[Tagging] Data redundancy with "ref" tag on ways vs relations

Mon Jul 30 19:37:04 BST 2012

On 30.07.2012 20:08, Paweł Paprota wrote:
>> the more redundancy the more
>> automated checks can be done to find errors.
> 
> Sorry if I am being too harsh, I am not trying to be mean or anything
> but... I don't understand how this sentence would be true in any
> context. More redundancy, especially redundancy in data entered by
> humans, simply invites more opportunity for errors. So of course QA
> tools will find more errors - simply because there is more data to
> maintain!

The reasoning is as follows:

If only one instance of the data is being created, then there is a
certain probability that this data is wrong.

If two instances are created at least somewhat independently*, then
there is a very small probability that both end up wrong, and a much
larger probability that one of them ends up wrong. The probability that
everything is correct is now smaller than before.

However, at this point we can begin to use automated error checking. The
idea is that errors that can be found automatically are much more
acceptable than those that cannot.

With only one instance of the data, none of the errors can found
automatically.

With two instances, most errors can be found automatically, only the
(very rare) case that both instances are wrong cannot.

Therefore, according to this line of reasoning, redundancy will increase
the number of errors initially, but reduce the number of "bad" errors
that cannot be spotted by automated checks.

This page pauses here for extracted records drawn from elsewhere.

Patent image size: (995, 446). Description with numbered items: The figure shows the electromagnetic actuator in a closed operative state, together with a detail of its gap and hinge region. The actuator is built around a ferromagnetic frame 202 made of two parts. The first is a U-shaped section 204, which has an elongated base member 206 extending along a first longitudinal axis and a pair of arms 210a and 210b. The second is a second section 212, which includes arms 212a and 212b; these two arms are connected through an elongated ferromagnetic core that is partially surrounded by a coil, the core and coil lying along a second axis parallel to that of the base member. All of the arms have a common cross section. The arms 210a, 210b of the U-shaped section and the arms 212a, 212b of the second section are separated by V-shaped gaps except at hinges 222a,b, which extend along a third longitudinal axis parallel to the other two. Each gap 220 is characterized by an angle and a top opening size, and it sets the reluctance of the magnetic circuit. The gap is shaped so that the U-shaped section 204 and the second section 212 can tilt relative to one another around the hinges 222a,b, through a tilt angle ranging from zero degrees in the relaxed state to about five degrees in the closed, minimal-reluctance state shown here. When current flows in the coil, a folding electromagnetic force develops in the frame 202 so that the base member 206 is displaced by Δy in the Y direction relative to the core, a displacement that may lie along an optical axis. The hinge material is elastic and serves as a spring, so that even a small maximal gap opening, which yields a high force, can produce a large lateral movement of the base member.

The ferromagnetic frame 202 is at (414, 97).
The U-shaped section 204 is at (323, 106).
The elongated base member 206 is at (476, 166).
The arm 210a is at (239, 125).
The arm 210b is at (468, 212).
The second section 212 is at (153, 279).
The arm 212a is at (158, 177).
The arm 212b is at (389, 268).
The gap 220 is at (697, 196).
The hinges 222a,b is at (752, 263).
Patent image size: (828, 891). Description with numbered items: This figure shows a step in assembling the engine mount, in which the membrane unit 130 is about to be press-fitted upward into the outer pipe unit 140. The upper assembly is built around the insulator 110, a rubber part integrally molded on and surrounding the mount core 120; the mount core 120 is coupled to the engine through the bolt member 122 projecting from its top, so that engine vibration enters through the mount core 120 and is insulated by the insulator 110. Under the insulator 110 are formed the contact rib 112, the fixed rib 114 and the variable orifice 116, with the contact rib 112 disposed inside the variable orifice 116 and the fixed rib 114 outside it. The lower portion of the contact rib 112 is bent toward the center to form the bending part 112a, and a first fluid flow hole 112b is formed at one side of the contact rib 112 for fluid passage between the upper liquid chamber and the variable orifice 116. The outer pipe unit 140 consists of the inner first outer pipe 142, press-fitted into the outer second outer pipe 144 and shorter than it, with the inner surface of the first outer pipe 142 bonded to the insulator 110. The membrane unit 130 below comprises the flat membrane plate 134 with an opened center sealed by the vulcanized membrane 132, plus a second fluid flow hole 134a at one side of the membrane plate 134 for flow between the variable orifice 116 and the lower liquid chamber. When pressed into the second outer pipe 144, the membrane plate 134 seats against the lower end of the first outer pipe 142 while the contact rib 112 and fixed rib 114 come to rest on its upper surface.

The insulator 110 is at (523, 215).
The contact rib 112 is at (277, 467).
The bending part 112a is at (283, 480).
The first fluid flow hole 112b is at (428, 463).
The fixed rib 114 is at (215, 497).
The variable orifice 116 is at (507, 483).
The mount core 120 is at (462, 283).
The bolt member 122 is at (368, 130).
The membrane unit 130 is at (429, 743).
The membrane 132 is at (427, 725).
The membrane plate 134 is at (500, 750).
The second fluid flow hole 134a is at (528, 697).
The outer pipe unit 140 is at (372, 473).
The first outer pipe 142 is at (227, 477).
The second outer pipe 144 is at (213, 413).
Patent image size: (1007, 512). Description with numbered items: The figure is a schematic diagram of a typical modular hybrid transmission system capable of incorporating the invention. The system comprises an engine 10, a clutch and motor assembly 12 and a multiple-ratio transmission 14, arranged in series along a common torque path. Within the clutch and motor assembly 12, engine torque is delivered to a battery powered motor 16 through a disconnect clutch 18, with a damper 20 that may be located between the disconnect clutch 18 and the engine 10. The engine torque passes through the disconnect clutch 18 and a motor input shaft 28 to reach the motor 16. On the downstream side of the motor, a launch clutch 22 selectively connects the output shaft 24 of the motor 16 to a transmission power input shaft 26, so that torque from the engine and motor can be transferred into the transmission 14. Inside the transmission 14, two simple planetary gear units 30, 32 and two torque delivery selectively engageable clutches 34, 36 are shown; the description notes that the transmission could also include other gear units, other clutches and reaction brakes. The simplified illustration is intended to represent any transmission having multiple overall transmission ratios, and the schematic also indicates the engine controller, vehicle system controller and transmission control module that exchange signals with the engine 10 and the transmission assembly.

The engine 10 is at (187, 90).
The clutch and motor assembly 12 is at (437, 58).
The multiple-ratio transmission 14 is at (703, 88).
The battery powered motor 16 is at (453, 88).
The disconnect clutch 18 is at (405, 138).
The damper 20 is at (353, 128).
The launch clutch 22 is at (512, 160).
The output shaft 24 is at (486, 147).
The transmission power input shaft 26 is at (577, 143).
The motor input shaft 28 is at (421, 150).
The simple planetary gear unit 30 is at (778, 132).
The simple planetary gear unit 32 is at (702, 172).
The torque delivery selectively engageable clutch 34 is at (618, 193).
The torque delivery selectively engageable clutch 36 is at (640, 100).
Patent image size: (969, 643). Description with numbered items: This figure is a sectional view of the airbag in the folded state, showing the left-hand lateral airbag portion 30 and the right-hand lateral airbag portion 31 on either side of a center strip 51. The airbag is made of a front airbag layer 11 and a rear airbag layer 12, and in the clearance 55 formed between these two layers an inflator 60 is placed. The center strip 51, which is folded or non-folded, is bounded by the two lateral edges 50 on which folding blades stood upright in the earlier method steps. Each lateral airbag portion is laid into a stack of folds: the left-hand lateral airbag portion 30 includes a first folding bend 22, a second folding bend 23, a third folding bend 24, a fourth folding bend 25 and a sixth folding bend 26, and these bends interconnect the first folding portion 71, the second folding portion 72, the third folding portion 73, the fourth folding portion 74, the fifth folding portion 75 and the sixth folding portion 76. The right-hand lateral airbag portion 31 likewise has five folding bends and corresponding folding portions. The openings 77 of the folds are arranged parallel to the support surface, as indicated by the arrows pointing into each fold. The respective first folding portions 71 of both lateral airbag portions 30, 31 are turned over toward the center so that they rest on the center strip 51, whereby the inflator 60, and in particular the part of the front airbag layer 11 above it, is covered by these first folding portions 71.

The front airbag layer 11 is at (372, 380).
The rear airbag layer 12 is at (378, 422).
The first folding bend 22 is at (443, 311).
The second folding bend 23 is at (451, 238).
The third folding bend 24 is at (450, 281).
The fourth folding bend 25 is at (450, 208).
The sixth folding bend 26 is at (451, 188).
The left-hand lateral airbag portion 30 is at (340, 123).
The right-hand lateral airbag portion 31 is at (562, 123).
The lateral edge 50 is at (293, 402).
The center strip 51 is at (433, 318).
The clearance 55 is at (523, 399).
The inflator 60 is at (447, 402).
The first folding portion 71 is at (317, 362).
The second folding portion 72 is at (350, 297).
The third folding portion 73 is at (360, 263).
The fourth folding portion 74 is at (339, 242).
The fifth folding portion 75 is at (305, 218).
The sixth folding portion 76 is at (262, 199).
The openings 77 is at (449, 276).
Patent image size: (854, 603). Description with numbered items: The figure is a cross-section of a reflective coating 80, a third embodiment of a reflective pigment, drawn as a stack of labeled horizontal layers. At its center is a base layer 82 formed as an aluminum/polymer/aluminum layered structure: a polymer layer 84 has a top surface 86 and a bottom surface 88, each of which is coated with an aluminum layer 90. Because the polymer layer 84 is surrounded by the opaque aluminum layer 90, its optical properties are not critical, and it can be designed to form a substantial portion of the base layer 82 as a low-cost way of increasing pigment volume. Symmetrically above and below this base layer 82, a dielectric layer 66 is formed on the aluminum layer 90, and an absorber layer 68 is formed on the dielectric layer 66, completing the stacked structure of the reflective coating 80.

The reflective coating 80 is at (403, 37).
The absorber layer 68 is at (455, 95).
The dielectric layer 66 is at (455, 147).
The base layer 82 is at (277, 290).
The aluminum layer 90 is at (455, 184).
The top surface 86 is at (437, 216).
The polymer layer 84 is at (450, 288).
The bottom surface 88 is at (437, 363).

* Of course this reasoning depends on the assumption that these two
instances are created independently. If a small number of mappers trace
an entire route network mostly from scratch (e.g. during initial
remapping) using aerial imagery or other non-local sources, this
assumption is probably not justified. However, it  might be justified
for a scenario where many contributors each add only small sections of a
route each over a longer period of time.

Tobias